So You Want To/Write a Korean Drama
Before you can write a Korean Drama, you have to understand what makes it a Korean Drama (Besides from being Korean, but that doesn't count.) Korean Dramas are usually aimed at the female audience, and focus mainly on themes such as romance and family. Expect to use the Asian value of fillial piety and respect for seniors which is prevalent in Korean culture. A lot.
The protagonist is always, and will always, be female when it comes to Korean dramas. The heroine is usually a Plucky Girl, Genki Girl or Pollyanna who will possess tons of determination for her to survive the plot. Take note that the audience needs to sympathise with her, so the character should not be overly annoying or clingy, that role is reserved for the resident bimbo or love rival. Make sure the Heroine Will Not Be a Victim when life throws her pitfalls, or make her an Action Girl, give her some spunk, clumsiness, (for comic relief) or snark. Do not make her a Damsel in Distress. Even though some dramas have gotten away with it, and dramas always have some Damsel in Distress moments, it shows that the heroine is unable to take charge of her life and is always dependent on the males. In the female-empowered 21st century, she will lose interest fast. Remember, the prime target of these dramas are females.
Korean dramas always have two or more love interests. The Main Love Interest will usually be a Jerk with a Heart of Gold Lonely Rich Kid, because All Girls Want Bad Boys. Why is he that way? Maybe he's plain spoilt with adoring parents and swooning "friends" and needs an ordinary girl to stand up to him, maybe he has been starved of love because he has a Dark and Troubled Past with Parental Abandonment, or he's just trying to maintain that Jerkass Facade in front of his perfect and unreasonably demanding parents. A main part of the romance is discovering the Hidden Heart of Gold part of the Jerk, now that he is able to see the brighter side of life and the good in people thanks to his new heroine girlfriend.
The other love interest is usually the Nice Guy and/or Dogged Nice Guy with a Big Brother Instinct to the heroine. He's the guy who will lend her a shoulder to cry on, give her a helping hand in life or tell her the right thing to do when problems arise. The heroine might think that they are Just Friends, or that they have a Like Brother and Sister relationship, not knowing that he wants to be more than that with her. Unfortunately, his efforts are usually unrequited, because Nice Guys Finish Last, but he will be selfless enough to recognize that the heroine really loves someone else, and will give her up.

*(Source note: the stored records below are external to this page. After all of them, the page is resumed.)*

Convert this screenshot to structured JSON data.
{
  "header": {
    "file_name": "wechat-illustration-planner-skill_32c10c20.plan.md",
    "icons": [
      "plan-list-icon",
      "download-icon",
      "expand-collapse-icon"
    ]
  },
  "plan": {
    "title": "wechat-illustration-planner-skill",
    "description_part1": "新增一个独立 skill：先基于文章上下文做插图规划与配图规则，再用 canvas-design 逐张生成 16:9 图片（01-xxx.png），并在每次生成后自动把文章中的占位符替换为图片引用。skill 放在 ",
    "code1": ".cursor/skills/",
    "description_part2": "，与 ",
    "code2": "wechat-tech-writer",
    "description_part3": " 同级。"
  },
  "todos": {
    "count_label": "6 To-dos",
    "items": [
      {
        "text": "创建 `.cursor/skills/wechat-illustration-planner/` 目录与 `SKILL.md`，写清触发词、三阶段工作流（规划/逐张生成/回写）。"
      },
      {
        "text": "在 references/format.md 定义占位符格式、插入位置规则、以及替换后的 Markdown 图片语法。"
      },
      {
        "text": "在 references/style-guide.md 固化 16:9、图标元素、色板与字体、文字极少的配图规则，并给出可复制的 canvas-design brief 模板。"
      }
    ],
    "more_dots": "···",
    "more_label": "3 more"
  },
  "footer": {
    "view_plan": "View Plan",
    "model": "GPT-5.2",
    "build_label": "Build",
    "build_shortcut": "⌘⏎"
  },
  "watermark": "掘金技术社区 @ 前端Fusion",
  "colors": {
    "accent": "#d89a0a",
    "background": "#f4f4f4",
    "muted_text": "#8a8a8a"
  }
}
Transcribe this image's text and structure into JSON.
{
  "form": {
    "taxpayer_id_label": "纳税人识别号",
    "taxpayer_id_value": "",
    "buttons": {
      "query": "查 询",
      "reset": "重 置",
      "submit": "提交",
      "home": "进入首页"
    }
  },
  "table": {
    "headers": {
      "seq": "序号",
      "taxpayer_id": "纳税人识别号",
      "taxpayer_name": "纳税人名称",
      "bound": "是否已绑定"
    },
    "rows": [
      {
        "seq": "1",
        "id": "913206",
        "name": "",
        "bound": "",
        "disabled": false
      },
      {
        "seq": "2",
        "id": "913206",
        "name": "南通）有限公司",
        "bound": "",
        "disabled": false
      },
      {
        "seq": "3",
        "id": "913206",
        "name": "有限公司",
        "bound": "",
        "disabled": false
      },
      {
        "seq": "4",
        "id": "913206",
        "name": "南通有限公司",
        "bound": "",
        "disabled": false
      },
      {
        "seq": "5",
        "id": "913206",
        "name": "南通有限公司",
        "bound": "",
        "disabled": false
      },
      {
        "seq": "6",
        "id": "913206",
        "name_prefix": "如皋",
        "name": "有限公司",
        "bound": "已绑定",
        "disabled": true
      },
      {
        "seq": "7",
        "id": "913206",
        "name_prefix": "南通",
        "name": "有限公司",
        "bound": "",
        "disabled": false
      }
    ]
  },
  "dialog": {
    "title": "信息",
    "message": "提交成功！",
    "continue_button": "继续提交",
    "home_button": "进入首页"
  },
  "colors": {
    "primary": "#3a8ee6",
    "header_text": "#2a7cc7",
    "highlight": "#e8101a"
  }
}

Here is something very important about eligible love interests, no matter what personality or moral standing, they must all consist of 1000% Mr. Fanservice.
The Big Bad of the series is usually female, it could be the scheming stepmother or vicious mother-in-law waiting to seize power or money or both, it could be love rival watching out in case the heroine gets her man, because Love Makes You Evil, and she will attempt to seduce the main love interest or get rid of any love rivals. If the two girls are related in any way, such as stepsiblings, expect them to possibly be Betty and Veronica types. Sometimes there are two antagonists, both the scheming ambitious middle-aged woman who is using her daughter the love rival to capture the heart of the male love interest so that when he inherits the multi-million dollar empire his family has built, all the money will go to them. Subversions and other versions exist, but the Big Bad is usually motivated by ambition or money or love, and they do not need to be necessary female.
Please remember that these tropes describe a conventional Korean drama as a typical Romantic Comedy. Not all Korean dramas abide rigidly to these rules, although you can always find shades of these in them.
Bad things always happen on the banks of the Han River. You want a couple to break up, someone to get assaulted, tell your lover you have an incurable disease, etc., etc., it must be done there. Preferably at night by a beautifully-illuminated bridge.
In order to prove you are in Seoul, at least one major scene must be in and/or around Namsan Tower.
A hospital stay will always involve having an IV attached to the patient (so they can Pull the IV), and a humidfier by the patient's head.